There is a tendency to take some states as being more 'real' than others. For instance an event in the full light of day is taken for more 'real' than a dream.
I don't believe in this distinction.
If there are different levels of reality, I believe that they depend on the intensity of the experience. The reason that the waking state seems more 'real' than a dream is that we can think of it in conventional language. A recurring nightmare, that I had when I was a child, could not be conveyed because there were no precise words for the sensations and feelings it involved. It had the quality of a ride in an amusement park; there was simultaneous terror and elation at its relentlessness. I wanted it to stop but even as I woke up it had me in its grip.

Looking back, I think this nightmare was maybe one of the most 'real' things that happened to me at the time. I now believe that it contained a vision of the true reality, and it became a nightmare because it threatened to dissolve my emerging illusion of separate identity. I think that if I had been able to accept it and merge with it, it would have turned blissful.

What is most real is hardest to convey because it is furthest from language. I had an experience on the top of mount Shivapuri on the rim of the Katmandu valley that was to me a unique view into wordless reality.
We were a few friends who had climbed the mountain to pass the night on its top in view of the high Himalayas. We were only two at our campsite; the others were exploring the surroundings. Bob was playing the flute and I was making a fire. When I stood up after blowing on the fire I felt I was going to faint but I wholeheartedly accepted it and concentrated on the point between the eyes.
What followed were moments of reality that cannot be described, but their intensity has not diminished in memory.

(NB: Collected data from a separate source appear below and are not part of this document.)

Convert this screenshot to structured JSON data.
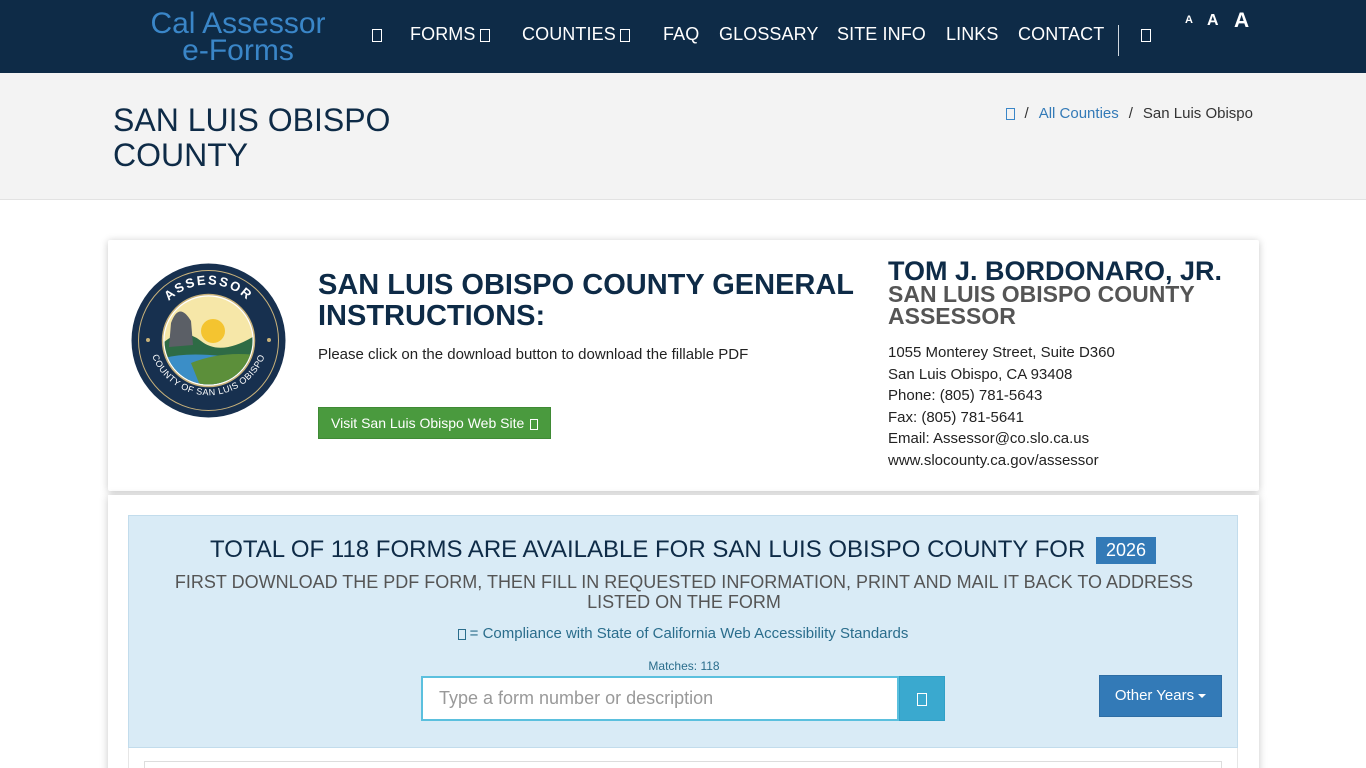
{
  "logo": {
    "line1": "Cal Assessor",
    "line2": "e-Forms"
  },
  "nav": {
    "forms": "FORMS",
    "counties": "COUNTIES",
    "faq": "FAQ",
    "glossary": "GLOSSARY",
    "site_info": "SITE INFO",
    "links": "LINKS",
    "contact": "CONTACT"
  },
  "font_sizes": {
    "small": "A",
    "medium": "A",
    "large": "A"
  },
  "header": {
    "title": "SAN LUIS OBISPO COUNTY",
    "breadcrumb": {
      "all_counties": "All Counties",
      "current": "San Luis Obispo",
      "separator": "/"
    }
  },
  "county": {
    "instructions_title": "SAN LUIS OBISPO COUNTY GENERAL INSTRUCTIONS:",
    "instructions_text": "Please click on the download button to download the fillable PDF",
    "visit_button": "Visit San Luis Obispo Web Site",
    "seal_top_text": "ASSESSOR",
    "seal_bottom_text": "COUNTY OF SAN LUIS OBISPO"
  },
  "assessor": {
    "name": "TOM J. BORDONARO, JR.",
    "title": "SAN LUIS OBISPO COUNTY ASSESSOR",
    "address1": "1055 Monterey Street, Suite D360",
    "address2": "San Luis Obispo, CA 93408",
    "phone": "Phone: (805) 781-5643",
    "fax": "Fax: (805) 781-5641",
    "email": "Email: Assessor@co.slo.ca.us",
    "website": "www.slocounty.ca.gov/assessor"
  },
  "forms": {
    "heading": "TOTAL OF 118 FORMS ARE AVAILABLE FOR SAN LUIS OBISPO COUNTY FOR",
    "year": "2026",
    "subheading": "FIRST DOWNLOAD THE PDF FORM, THEN FILL IN REQUESTED INFORMATION, PRINT AND MAIL IT BACK TO ADDRESS LISTED ON THE FORM",
    "compliance": "= Compliance with State of California Web Accessibility Standards",
    "matches": "Matches: 118",
    "search_placeholder": "Type a form number or description",
    "other_years": "Other Years"
  },
  "colors": {
    "navbar": "#0e2b47",
    "accent": "#337ab7",
    "green_button": "#4a9a3e",
    "panel": "#d9ebf6"
  }
}
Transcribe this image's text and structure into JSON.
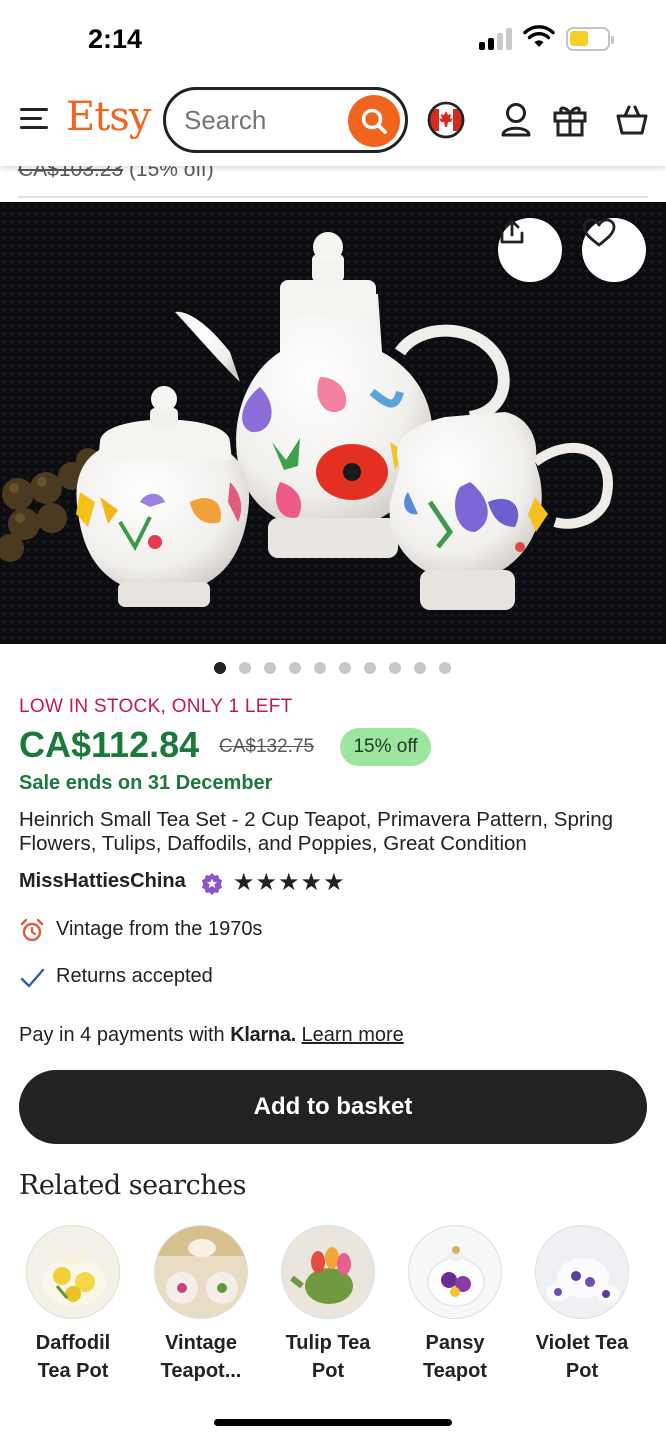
{
  "status_bar": {
    "time": "2:14"
  },
  "header": {
    "logo": "Etsy",
    "search_placeholder": "Search",
    "brand_color": "#f1641e",
    "icons": [
      "menu-icon",
      "search-icon",
      "canada-flag-icon",
      "account-icon",
      "gift-icon",
      "basket-icon"
    ]
  },
  "peek": {
    "previous_price_text": "CA$103.23",
    "previous_off_text": "(15% off)"
  },
  "image": {
    "image_count": 10,
    "active_index": 0
  },
  "product": {
    "stock_alert": "LOW IN STOCK, ONLY 1 LEFT",
    "price": "CA$112.84",
    "original_price": "CA$132.75",
    "discount": "15% off",
    "sale_ends": "Sale ends on 31 December",
    "title": "Heinrich Small Tea Set - 2 Cup Teapot, Primavera Pattern, Spring Flowers, Tulips, Daffodils, and Poppies, Great Condition",
    "shop_name": "MissHattiesChina",
    "rating_stars": "★★★★★",
    "rating_value": 5,
    "features": {
      "vintage": "Vintage from the 1970s",
      "returns": "Returns accepted"
    },
    "payment": {
      "prefix": "Pay in 4 payments with",
      "provider": "Klarna.",
      "link": "Learn more"
    },
    "add_to_basket": "Add to basket"
  },
  "related": {
    "heading": "Related searches",
    "items": [
      {
        "label": "Daffodil Tea Pot"
      },
      {
        "label": "Vintage Teapot..."
      },
      {
        "label": "Tulip Tea Pot"
      },
      {
        "label": "Pansy Teapot"
      },
      {
        "label": "Violet Tea Pot"
      }
    ]
  },
  "colors": {
    "price_green": "#1b7a3a",
    "alert_red": "#c2185b",
    "badge_green": "#9ee6a0",
    "button_dark": "#222222"
  }
}
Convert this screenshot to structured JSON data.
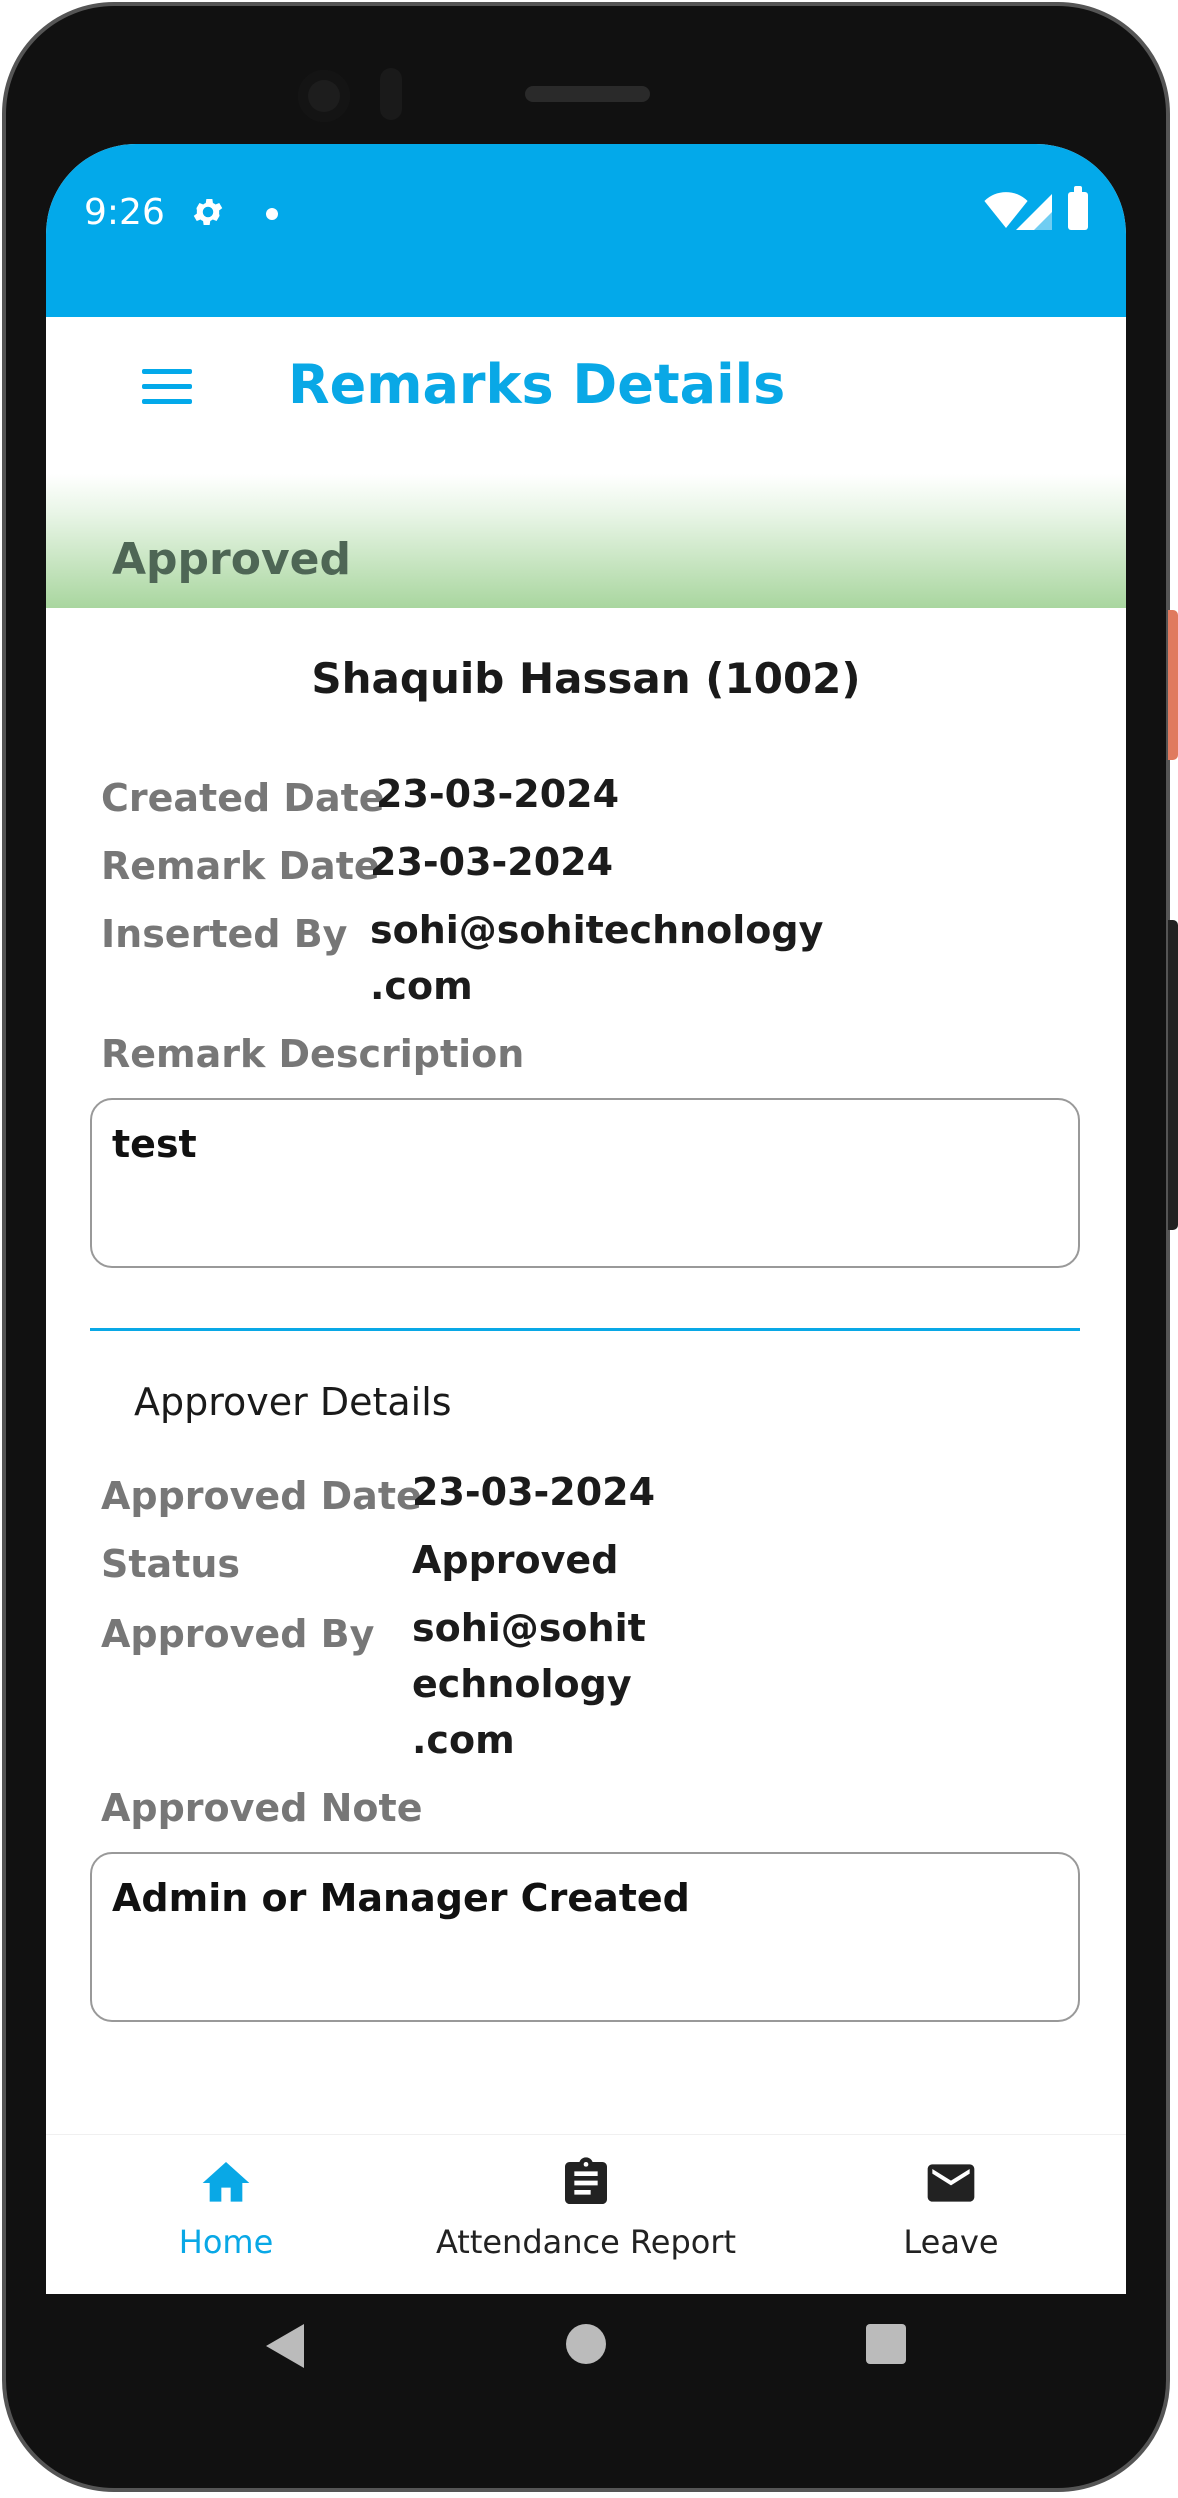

I was aware and full of wonder like a new born. I knew nothing, I thought nothing, but things were happening that filled me with intense wonder.

Then, suddenly, I felt a pain in my shoulder, and with the pain came knowledge: I was lying down looking at the snow mountains but the perspective, of course, was unusual because I was lying down. The strange thing that moved my whole being was the sound of the flute, for Bob had continued playing though he saw me fall like a log, as he said.
I was lucky too. I could have easily hit a boulder when I fell, for the grassy terrain was full of them. But when I accepted my dizziness I consciously gave myself over to the Spirit with full trust.

2 comments:

Bobby D. said...

what is real, indeed. I had a recurring dream and when elements in my life changed, the dream changed too, but it took me awhile to get the symbolism and realize that I must have been trying to work out a problem ..while dreaming?

A Bear in the Woods said...

Perhaps I'm a bit fanciful, but I think that when we're ready for the emergence of the transcendent spirit, we fall upward, so to speak. I've never known anyone to be injured when faling under the genuine power of god. Subjective I know, but I hink there may be substance to the thought.
My take on reality and personhood is that at the deepest level, the only thing separating me from you, or anyone else for that matter, is that we constitute separate points of attention, and we only exist one moment at a time.